Sounds like fun, put it on my wishlist.

I'm afraid my group just couldn't (or wouldn't) do it without the accents and stereotypical catchphrases.

I mean, last Friday night, we ended up playing four games of BANG! in character.

Sharon said...

By the way - is there any way you can put something in your blog that shows a ratings scale and how you rated the game against it?

I ask because I'd love to see a search that would be able to turn up the games you rated "4 Star" (though you'd probably call "stars" something a hell of a lot funnier) or major stinkers.

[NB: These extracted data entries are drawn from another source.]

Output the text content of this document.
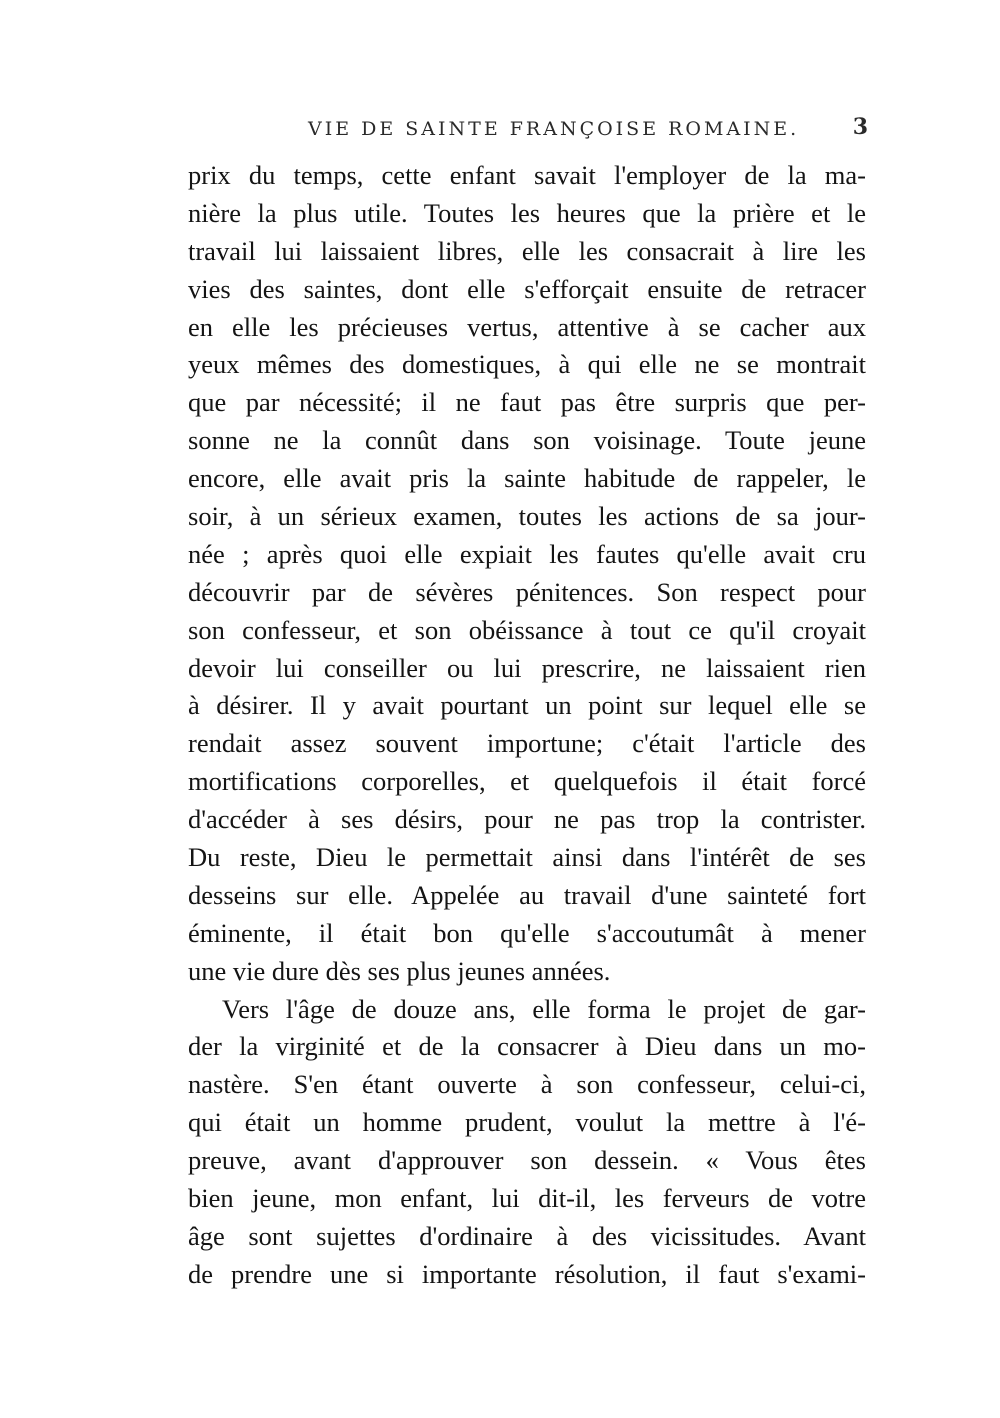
VIE DE SAINTE FRANÇOISE ROMAINE. 3

prix du temps, cette enfant savait l'employer de la ma-
nière la plus utile. Toutes les heures que la prière et le
travail lui laissaient libres, elle les consacrait à lire les
vies des saintes, dont elle s'efforçait ensuite de retracer
en elle les précieuses vertus, attentive à se cacher aux
yeux mêmes des domestiques, à qui elle ne se montrait
que par nécessité; il ne faut pas être surpris que per-
sonne ne la connût dans son voisinage. Toute jeune
encore, elle avait pris la sainte habitude de rappeler, le
soir, à un sérieux examen, toutes les actions de sa jour-
née ; après quoi elle expiait les fautes qu'elle avait cru
découvrir par de sévères pénitences. Son respect pour
son confesseur, et son obéissance à tout ce qu'il croyait
devoir lui conseiller ou lui prescrire, ne laissaient rien
à désirer. Il y avait pourtant un point sur lequel elle se
rendait assez souvent importune; c'était l'article des
mortifications corporelles, et quelquefois il était forcé
d'accéder à ses désirs, pour ne pas trop la contrister.
Du reste, Dieu le permettait ainsi dans l'intérêt de ses
desseins sur elle. Appelée au travail d'une sainteté fort
éminente, il était bon qu'elle s'accoutumât à mener
une vie dure dès ses plus jeunes années.

Vers l'âge de douze ans, elle forma le projet de gar-
der la virginité et de la consacrer à Dieu dans un mo-
nastère. S'en étant ouverte à son confesseur, celui-ci,
qui était un homme prudent, voulut la mettre à l'é-
preuve, avant d'approuver son dessein. « Vous êtes
bien jeune, mon enfant, lui dit-il, les ferveurs de votre
âge sont sujettes d'ordinaire à des vicissitudes. Avant
de prendre une si importante résolution, il faut s'exami-
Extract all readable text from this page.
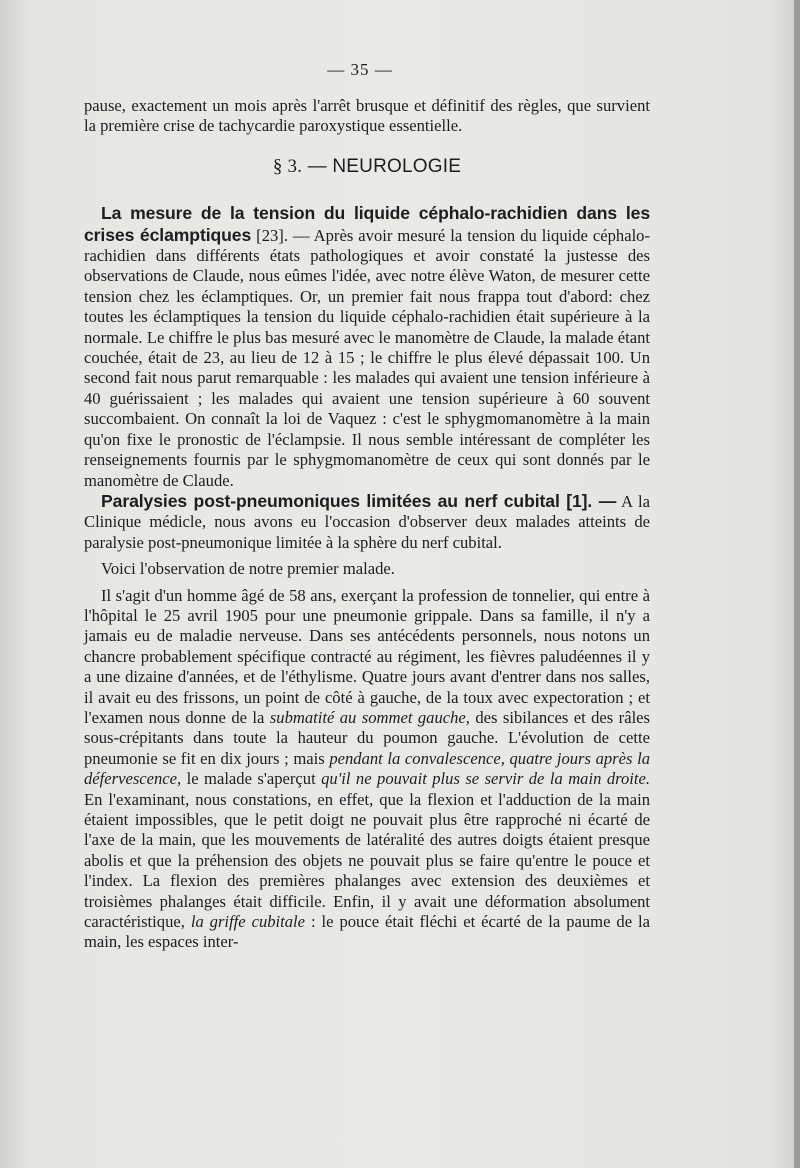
— 35 —

pause, exactement un mois après l'arrêt brusque et définitif des règles, que survient la première crise de tachycardie paroxystique essentielle.

§ 3. — NEUROLOGIE

La mesure de la tension du liquide céphalo-rachidien dans les crises éclamptiques [23]. — Après avoir mesuré la tension du liquide céphalo-rachidien dans différents états pathologiques et avoir constaté la justesse des observations de Claude, nous eûmes l'idée, avec notre élève Waton, de mesurer cette tension chez les éclamptiques. Or, un premier fait nous frappa tout d'abord: chez toutes les éclamptiques la tension du liquide céphalo-rachidien était supérieure à la normale. Le chiffre le plus bas mesuré avec le manomètre de Claude, la malade étant couchée, était de 23, au lieu de 12 à 15 ; le chiffre le plus élevé dépassait 100. Un second fait nous parut remarquable : les malades qui avaient une tension inférieure à 40 guérissaient ; les malades qui avaient une tension supérieure à 60 souvent succombaient. On connaît la loi de Vaquez : c'est le sphygmomanomètre à la main qu'on fixe le pronostic de l'éclampsie. Il nous semble intéressant de compléter les renseignements fournis par le sphygmomanomètre de ceux qui sont donnés par le manomètre de Claude.

Paralysies post-pneumoniques limitées au nerf cubital [1]. — A la Clinique médicle, nous avons eu l'occasion d'observer deux malades atteints de paralysie post-pneumonique limitée à la sphère du nerf cubital.

Voici l'observation de notre premier malade.

Il s'agit d'un homme âgé de 58 ans, exerçant la profession de tonnelier, qui entre à l'hôpital le 25 avril 1905 pour une pneumonie grippale. Dans sa famille, il n'y a jamais eu de maladie nerveuse. Dans ses antécédents personnels, nous notons un chancre probablement spécifique contracté au régiment, les fièvres paludéennes il y a une dizaine d'années, et de l'éthylisme. Quatre jours avant d'entrer dans nos salles, il avait eu des frissons, un point de côté à gauche, de la toux avec expectoration ; et l'examen nous donne de la submatité au sommet gauche, des sibilances et des râles sous-crépitants dans toute la hauteur du poumon gauche. L'évolution de cette pneumonie se fit en dix jours ; mais pendant la convalescence, quatre jours après la défervescence, le malade s'aperçut qu'il ne pouvait plus se servir de la main droite. En l'examinant, nous constations, en effet, que la flexion et l'adduction de la main étaient impossibles, que le petit doigt ne pouvait plus être rapproché ni écarté de l'axe de la main, que les mouvements de latéralité des autres doigts étaient presque abolis et que la préhension des objets ne pouvait plus se faire qu'entre le pouce et l'index. La flexion des premières phalanges avec extension des deuxièmes et troisièmes phalanges était difficile. Enfin, il y avait une déformation absolument caractéristique, la griffe cubitale : le pouce était fléchi et écarté de la paume de la main, les espaces inter-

Basically, I'm feeling lazy and I don't always want to have to skim through all of the reviews that I'd previously read from Day 1 until present to jog my memory of a highly recommended game that I didn't pick up right then and there.

Devon said...

I concur with Sharon's suggestion of a rating system.

I'm not a huge board game buff, I'm just looking for something to amuse me and a few roommates. I don't really want to sift through all the poor reviews trying to find something fun for the lot of us, and a rating system of some kind would really help this.

Enrique said...

I love this game as well. My only wishes were that it had smaller denomination bills for smaller trades. Also, I found it a bit odd that property is basically free. I kept feeling like I should have paid every time I got a deed.

Otherwise, we played this continuously one night until 2 am.

Matt Drake said...

A ratings system isn't a bad idea at all. I'm not generally in favor of them, exactly, because they're a linear scale when most games defy a 'good-better-best' rating. Like I might hate Puerto Rico, but I know it's a good game. Someone who likes that sort of thing would give it a 10, and I would give it a 3, and yet neither accurately represents what kind of game you're getting.

I'll think on it and come up with something bitchin'.